Let $ {v_x} $ be the velocity of particle along $ x $ direction and $ {v_y} $ be the velocity of particle along y direction
Thus the $ x $ coordinate of particle is given by $ x = {v_x} \times t $
Similarly, $ y $ coordinate is given by
$ y = {v_y}t + \dfrac{1}{2}{a_{net}}{t^2} $ … $ (1) $ (since, along $ y $ -axis there is net acceleration which is perpendicular to the fields which would be constant).
$ eq(1) \Rightarrow y = \dfrac{x}{{{v_x}}}{v_y} + \dfrac{1}{2}{a_{net}}\left( {\dfrac{{{x^2}}}{{v_x^2}}} \right) $ …………….(as we considered above)
Now observe the equation and put out the constants and the variable terms as follows
$ {k_1} = \dfrac{{{v_y}}}{{{v_x}}} $ and $ {k_2} = \dfrac{{{a_{net}}}}{{2v_x^2}} $
Thus the equation of the motion of the particle is obtained as
$ y = {k_1}x + {k_2}{x^2} $
This is nothing but the equation of parabola.
Therefore, the possible trajectory is parabolic.
Case II: Angle between the two fields is $ \theta $ . As shown in the figure below:

Thus, $ {a_x} $ and $ {a_y} $ are net accelerations along the both axes respectively,
There we obtain the position of particle about the axes as:
$ y = \dfrac{1}{2}{a_y}{t^2} $ $ \to {t^2} = 2y{a_y} $
$ x = \dfrac{1}{2}{a_x}{t^2} $ $ \to {t^2} = 2x{a_x} $
We have obtained the $ {t^2} $ from above, now just relating $ x $ and $ y $ - coordinate, we get
$ y = kx $ , here $ k $ is a constant
This is the equation of the straight line.
Therefore we can conclude that the path of the particle is straight.
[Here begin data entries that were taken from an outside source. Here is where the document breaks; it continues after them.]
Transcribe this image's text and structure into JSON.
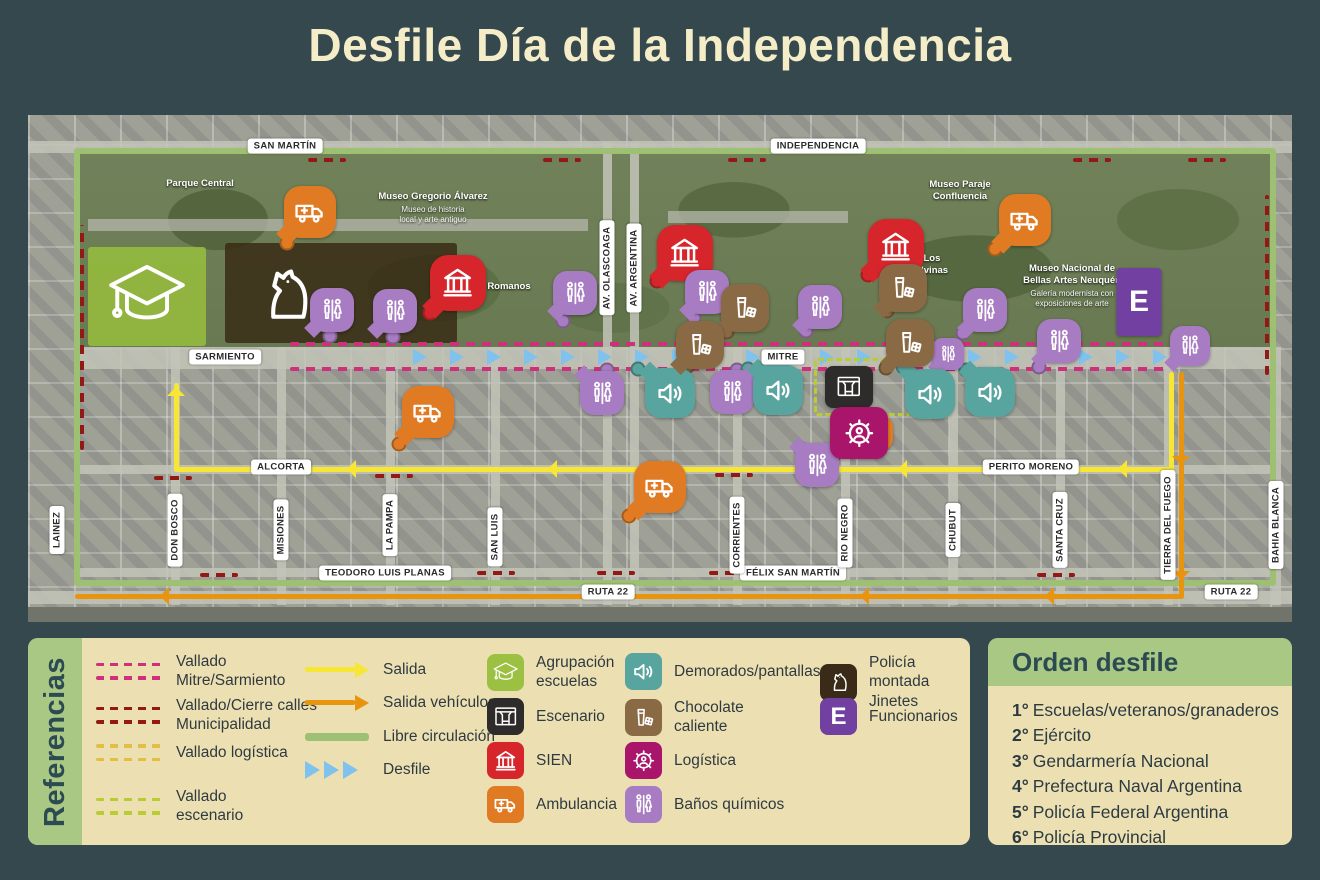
{
  "title": "Desfile Día de la Independencia",
  "map": {
    "street_labels": [
      {
        "text": "SAN MARTÍN",
        "x": 257,
        "y": 31
      },
      {
        "text": "INDEPENDENCIA",
        "x": 790,
        "y": 31
      },
      {
        "text": "SARMIENTO",
        "x": 197,
        "y": 242
      },
      {
        "text": "MITRE",
        "x": 755,
        "y": 242
      },
      {
        "text": "ALCORTA",
        "x": 253,
        "y": 352
      },
      {
        "text": "PERITO MORENO",
        "x": 1003,
        "y": 352
      },
      {
        "text": "TEODORO LUIS PLANAS",
        "x": 357,
        "y": 458
      },
      {
        "text": "FÉLIX SAN MARTÍN",
        "x": 765,
        "y": 458
      },
      {
        "text": "RUTA 22",
        "x": 580,
        "y": 477
      },
      {
        "text": "RUTA 22",
        "x": 1203,
        "y": 477
      },
      {
        "text": "LAINEZ",
        "x": 29,
        "y": 415,
        "v": 1
      },
      {
        "text": "DON BOSCO",
        "x": 147,
        "y": 415,
        "v": 1
      },
      {
        "text": "MISIONES",
        "x": 253,
        "y": 415,
        "v": 1
      },
      {
        "text": "LA PAMPA",
        "x": 362,
        "y": 410,
        "v": 1
      },
      {
        "text": "SAN LUIS",
        "x": 467,
        "y": 422,
        "v": 1
      },
      {
        "text": "CORRIENTES",
        "x": 709,
        "y": 420,
        "v": 1
      },
      {
        "text": "RIO NEGRO",
        "x": 817,
        "y": 418,
        "v": 1
      },
      {
        "text": "CHUBUT",
        "x": 925,
        "y": 415,
        "v": 1
      },
      {
        "text": "SANTA CRUZ",
        "x": 1032,
        "y": 415,
        "v": 1
      },
      {
        "text": "TIERRA DEL FUEGO",
        "x": 1140,
        "y": 410,
        "v": 1
      },
      {
        "text": "BAHIA BLANCA",
        "x": 1248,
        "y": 410,
        "v": 1
      },
      {
        "text": "AV. OLASCOAGA",
        "x": 579,
        "y": 153,
        "v": 1
      },
      {
        "text": "AV. ARGENTINA",
        "x": 606,
        "y": 153,
        "v": 1
      }
    ],
    "place_labels": [
      {
        "text": "Parque Central",
        "x": 172,
        "y": 69
      },
      {
        "text": "Museo Gregorio Álvarez",
        "x": 405,
        "y": 82
      },
      {
        "text": "Museo de historia\nlocal y arte antiguo",
        "x": 405,
        "y": 100,
        "sub": 1
      },
      {
        "text": "Museo Paraje\nConfluencia",
        "x": 932,
        "y": 76
      },
      {
        "text": "s Romanos",
        "x": 477,
        "y": 172
      },
      {
        "text": "a Los\nMalvinas",
        "x": 900,
        "y": 150
      },
      {
        "text": "Museo Nacional de\nBellas Artes Neuquén",
        "x": 1044,
        "y": 160
      },
      {
        "text": "Galería modernista con\nexposiciones de arte",
        "x": 1044,
        "y": 184,
        "sub": 1
      }
    ],
    "markers": [
      {
        "t": "amb",
        "x": 282,
        "y": 97,
        "s": 52,
        "tail": "bl",
        "dot": [
          259,
          128
        ]
      },
      {
        "t": "amb",
        "x": 997,
        "y": 105,
        "s": 52,
        "tail": "bl",
        "dot": [
          967,
          134
        ]
      },
      {
        "t": "amb",
        "x": 400,
        "y": 297,
        "s": 52,
        "tail": "bl",
        "dot": [
          371,
          329
        ]
      },
      {
        "t": "amb",
        "x": 632,
        "y": 372,
        "s": 52,
        "tail": "bl",
        "dot": [
          601,
          401
        ]
      },
      {
        "t": "amb",
        "x": 848,
        "y": 318,
        "s": 34,
        "tail": "bl",
        "dot": [
          833,
          335
        ]
      },
      {
        "t": "sien",
        "x": 430,
        "y": 168,
        "s": 56,
        "tail": "bl",
        "dot": [
          402,
          198
        ]
      },
      {
        "t": "sien",
        "x": 657,
        "y": 138,
        "s": 56,
        "tail": "bl",
        "dot": [
          629,
          166
        ]
      },
      {
        "t": "sien",
        "x": 868,
        "y": 132,
        "s": 56,
        "tail": "bl",
        "dot": [
          840,
          160
        ]
      },
      {
        "t": "banos",
        "x": 304,
        "y": 195,
        "s": 44,
        "tail": "bl",
        "dot": [
          302,
          221
        ]
      },
      {
        "t": "banos",
        "x": 367,
        "y": 196,
        "s": 44,
        "tail": "bl",
        "dot": [
          365,
          222
        ]
      },
      {
        "t": "banos",
        "x": 547,
        "y": 178,
        "s": 44,
        "tail": "bl",
        "dot": [
          535,
          206
        ]
      },
      {
        "t": "banos",
        "x": 679,
        "y": 177,
        "s": 44,
        "tail": "bl",
        "dot": [
          666,
          203
        ]
      },
      {
        "t": "banos",
        "x": 792,
        "y": 192,
        "s": 44,
        "tail": "bl",
        "dot": [
          778,
          216
        ]
      },
      {
        "t": "banos",
        "x": 957,
        "y": 195,
        "s": 44,
        "tail": "bl",
        "dot": [
          935,
          218
        ]
      },
      {
        "t": "banos",
        "x": 1031,
        "y": 226,
        "s": 44,
        "tail": "bl",
        "dot": [
          1011,
          252
        ]
      },
      {
        "t": "banos",
        "x": 1162,
        "y": 231,
        "s": 40,
        "tail": "bl"
      },
      {
        "t": "banos",
        "x": 574,
        "y": 278,
        "s": 44,
        "tail": "tl",
        "dot": [
          579,
          255
        ]
      },
      {
        "t": "banos",
        "x": 704,
        "y": 277,
        "s": 44,
        "tail": "tr",
        "dot": [
          709,
          255
        ]
      },
      {
        "t": "banos",
        "x": 789,
        "y": 350,
        "s": 44,
        "tail": "tl",
        "dot": [
          772,
          333
        ]
      },
      {
        "t": "banos",
        "x": 920,
        "y": 239,
        "s": 32,
        "tail": "bl"
      },
      {
        "t": "speaker",
        "x": 642,
        "y": 278,
        "s": 50,
        "tail": "tl",
        "dot": [
          610,
          254
        ]
      },
      {
        "t": "speaker",
        "x": 750,
        "y": 275,
        "s": 50,
        "tail": "tl",
        "dot": [
          720,
          254
        ]
      },
      {
        "t": "speaker",
        "x": 902,
        "y": 279,
        "s": 50,
        "tail": "tl",
        "dot": [
          875,
          252
        ]
      },
      {
        "t": "speaker",
        "x": 962,
        "y": 277,
        "s": 50,
        "tail": "tl",
        "dot": [
          938,
          255
        ]
      },
      {
        "t": "choc",
        "x": 717,
        "y": 193,
        "s": 48,
        "tail": "bl",
        "dot": [
          699,
          217
        ]
      },
      {
        "t": "choc",
        "x": 875,
        "y": 173,
        "s": 48,
        "tail": "bl",
        "dot": [
          859,
          196
        ]
      },
      {
        "t": "choc",
        "x": 672,
        "y": 230,
        "s": 48,
        "tail": "bl",
        "dot": [
          660,
          251
        ]
      },
      {
        "t": "choc",
        "x": 882,
        "y": 228,
        "s": 48,
        "tail": "bl",
        "dot": [
          858,
          253
        ]
      }
    ]
  },
  "marker_colors": {
    "amb": "#e07b24",
    "sien": "#d6252b",
    "banos": "#a87cc2",
    "speaker": "#58a49e",
    "choc": "#8a6a44"
  },
  "legend": {
    "title": "Referencias",
    "barriers": [
      {
        "label": "Vallado\nMitre/Sarmiento",
        "color": "#cf2f7b"
      },
      {
        "label": "Vallado/Cierre calles\nMunicipalidad",
        "color": "#921914"
      },
      {
        "label": "Vallado logística",
        "color": "#e4bd45"
      },
      {
        "label": "Vallado\nescenario",
        "color": "#b9cc33"
      }
    ],
    "routes": [
      {
        "label": "Salida",
        "color": "#f7e633",
        "type": "arrow"
      },
      {
        "label": "Salida vehículos",
        "color": "#e8940f",
        "type": "arrow"
      },
      {
        "label": "Libre circulación",
        "color": "#9ec073",
        "type": "line"
      },
      {
        "label": "Desfile",
        "color": "#7fc2ee",
        "type": "triangles"
      }
    ],
    "icons": [
      {
        "label": "Agrupación\nescuelas",
        "color": "#9cc041",
        "icon": "cap"
      },
      {
        "label": "Escenario",
        "color": "#2e2c2a",
        "icon": "stage"
      },
      {
        "label": "SIEN",
        "color": "#d6252b",
        "icon": "sien"
      },
      {
        "label": "Ambulancia",
        "color": "#e07b24",
        "icon": "amb"
      },
      {
        "label": "Demorados/pantallas",
        "color": "#58a49e",
        "icon": "speaker"
      },
      {
        "label": "Chocolate\ncaliente",
        "color": "#8a6a44",
        "icon": "choc"
      },
      {
        "label": "Logística",
        "color": "#a8156a",
        "icon": "gear"
      },
      {
        "label": "Baños químicos",
        "color": "#a87cc2",
        "icon": "banos"
      },
      {
        "label": "Policía montada\nJinetes",
        "color": "#3a2b18",
        "icon": "horse"
      },
      {
        "label": "Funcionarios",
        "color": "#7140a1",
        "symbol": "E"
      }
    ]
  },
  "orden": {
    "title": "Orden desfile",
    "items": [
      {
        "num": "1°",
        "text": "Escuelas/veteranos/granaderos"
      },
      {
        "num": "2°",
        "text": "Ejército"
      },
      {
        "num": "3°",
        "text": "Gendarmería Nacional"
      },
      {
        "num": "4°",
        "text": "Prefectura Naval Argentina"
      },
      {
        "num": "5°",
        "text": "Policía Federal Argentina"
      },
      {
        "num": "6°",
        "text": "Policía Provincial"
      }
    ]
  }
}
Here, both the options, option A and option C are correct.

Note:
We have not been given the angle between the two fields therefore we have had to consider the two cases and find out the trajectory of the particle. That is why we obtain two solutions and both are correct. The particle is in a straight line or in a parabola.